As previously discussed, the Saxon Energy Brain leasing program was clearly a tax shelter. Therefore, the adequate disclosure exception does not apply. Also, there was no substantial authority for the treatment of the tax shelter items so that exception does not apply either. Accordingly, if as a result of the parties' Rule 155 computations, the understatement of tax is "substantial," the addition to tax will apply.

The final issue for decision is whether petitioners are liable for an increased rate of interest attributable to tax motivated transactions under section 6621(c). Section 6621(c)(3)(B) gives the Secretary the authority to designate certain tax motivated transactions that will be subject to 6621(c).
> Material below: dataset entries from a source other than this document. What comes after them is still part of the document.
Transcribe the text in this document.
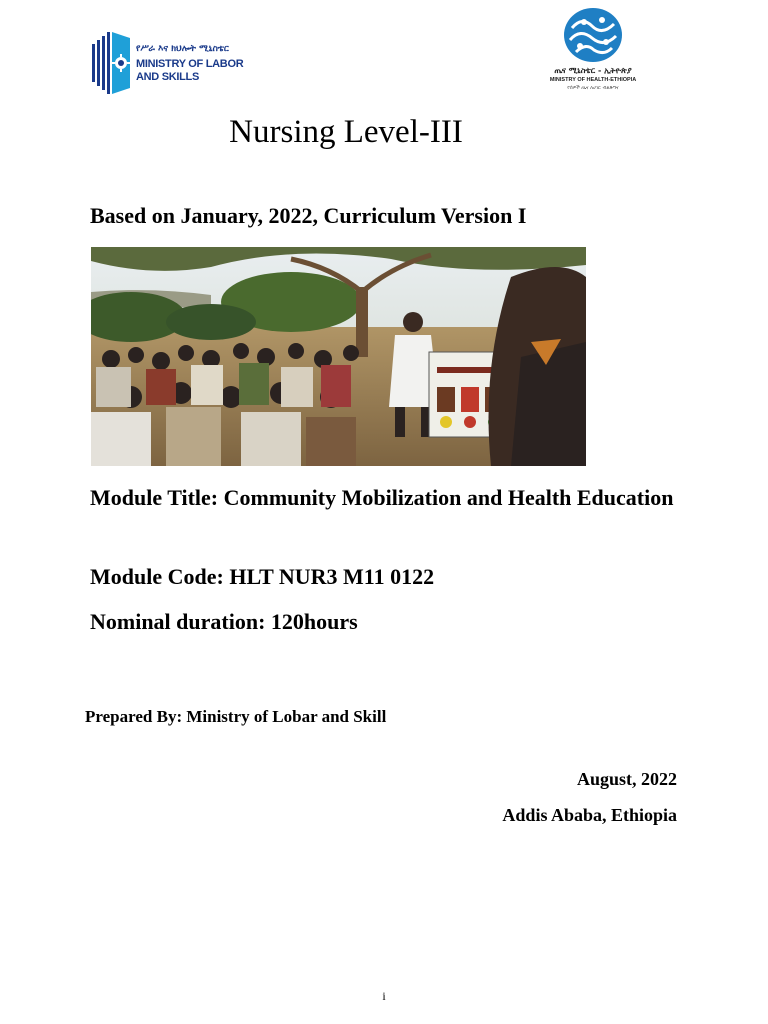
የሥራ እና ክህሎት ሚኒስቴር
MINISTRY OF LABOR
AND SKILLS
ጤና ሚኒስቴር - ኢትዮጵያ
MINISTRY OF HEALTH-ETHIOPIA
የሰዎች ጤና ለሀገር ብልጽግና
Nursing Level-III
Based on January, 2022, Curriculum Version I
Module Title: Community Mobilization and Health Education
Module Code: HLT NUR3 M11 0122
Nominal duration: 120hours
Prepared By: Ministry of Lobar and Skill
August, 2022
Addis Ababa, Ethiopia
i
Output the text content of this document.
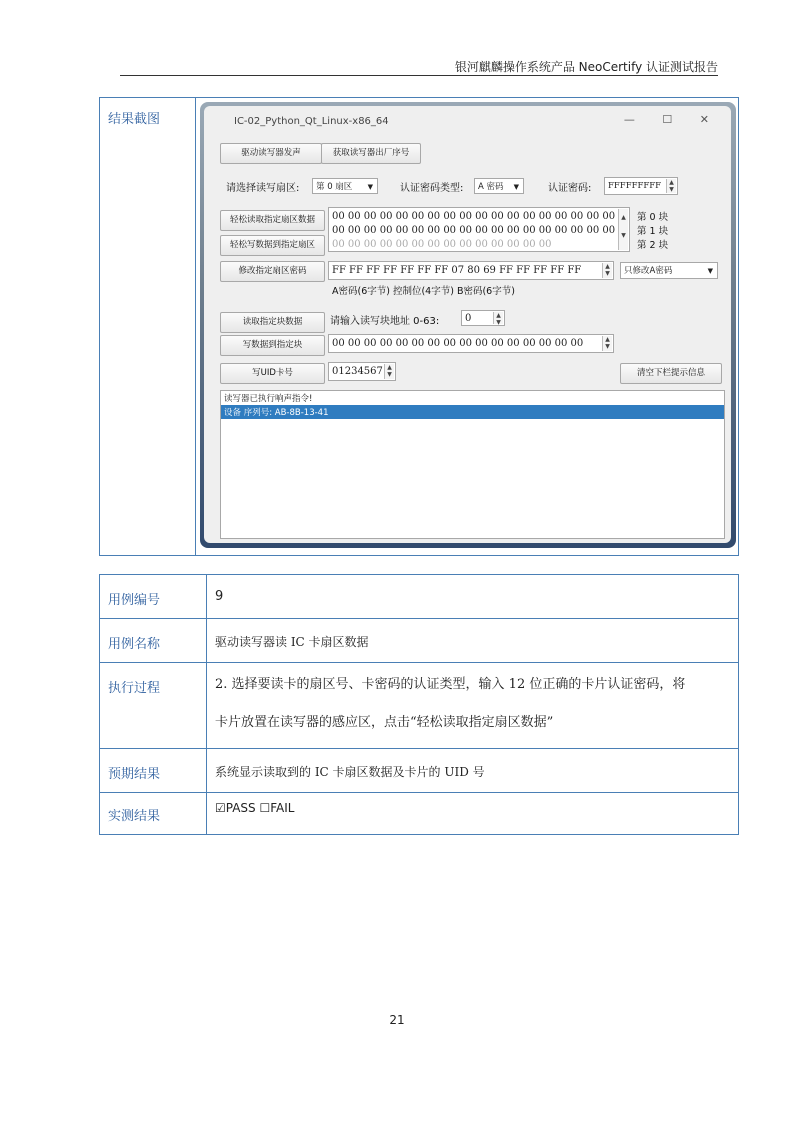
银河麒麟操作系统产品 NeoCertify 认证测试报告
结果截图	IC-02_Python_Qt_Linux-x86_64	— ☐ ✕
驱动读写器发声	获取读写器出厂序号
请选择读写扇区:	第 0 扇区 ▼	认证密码类型:	A 密码 ▼	认证密码:	FFFFFFFFF	▲
▼
轻松读取指定扇区数据
轻松写数据到指定扇区
00 00 00 00 00 00 00 00 00 00 00 00 00 00 00 00 00 00
00 00 00 00 00 00 00 00 00 00 00 00 00 00 00 00 00 00
00 00 00 00 00 00 00 00 00 00 00 00 00 00
▲
▼
第 0 块
第 1 块
第 2 块
修改指定扇区密码	FF FF FF FF FF FF FF 07 80 69 FF FF FF FF FF	▲
▼	只修改A密码	▼
A密码(6字节) 控制位(4字节) B密码(6字节)
读取指定块数据	请输入读写块地址 0-63:	0	▲
▼
写数据到指定块	00 00 00 00 00 00 00 00 00 00 00 00 00 00 00 00	▲
▼
写UID卡号	01234567 ▲
▼	清空下栏提示信息
读写器已执行响声指令!
设备 序列号: AB-8B-13-41
用例编号	9
用例名称	驱动读写器读 IC 卡扇区数据
执行过程	2. 选择要读卡的扇区号、卡密码的认证类型，输入 12 位正确的卡片认证密码，将
卡片放置在读写器的感应区，点击“轻松读取指定扇区数据”

预期结果	系统显示读取到的 IC 卡扇区数据及卡片的 UID 号
实测结果	☑PASS ☐FAIL
21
Deductions disallowed for any period under section 183 relating to an activity not engaged in for profit are included in the transactions designated by the Secretary as tax motivated for purposes of section 6621(c). Sec. 301.6621-2T Q-4, Temporary Proced. & Admin. Regs. 49 Fed. Reg. 50392 (Dec. 28, 1984); Patin v. Commissioner [Dec. 43,877], 88 T.C. 1086, 1127-1129 (1987), affd. without published opinion sub nom. Hatheway v. Commissioner, 856 F.2d 186 (4th Cir. 1988), affd. sub nom. Skeen v. Commissioner [89-1 USTC ╤ 9117], 864 F.2d 93 (9th Cir. 1989), affd. without published opinion Patin v. Commissioner, 865 F.2d 1264 (5th Cir. 1989), affd. sub nom. Gomberg v. Commissioner [89-1 USTC ╤ 9192], 868 F.2d 865 (6th Cir. 1989). We have previously found that the deductions are not allowable because petitioner's leasing activity was not engaged in for profit. Accordingly, the increased rate of interest applies for all taxable years in issue.

To reflect the foregoing,

Decision will be entered under Rule 155.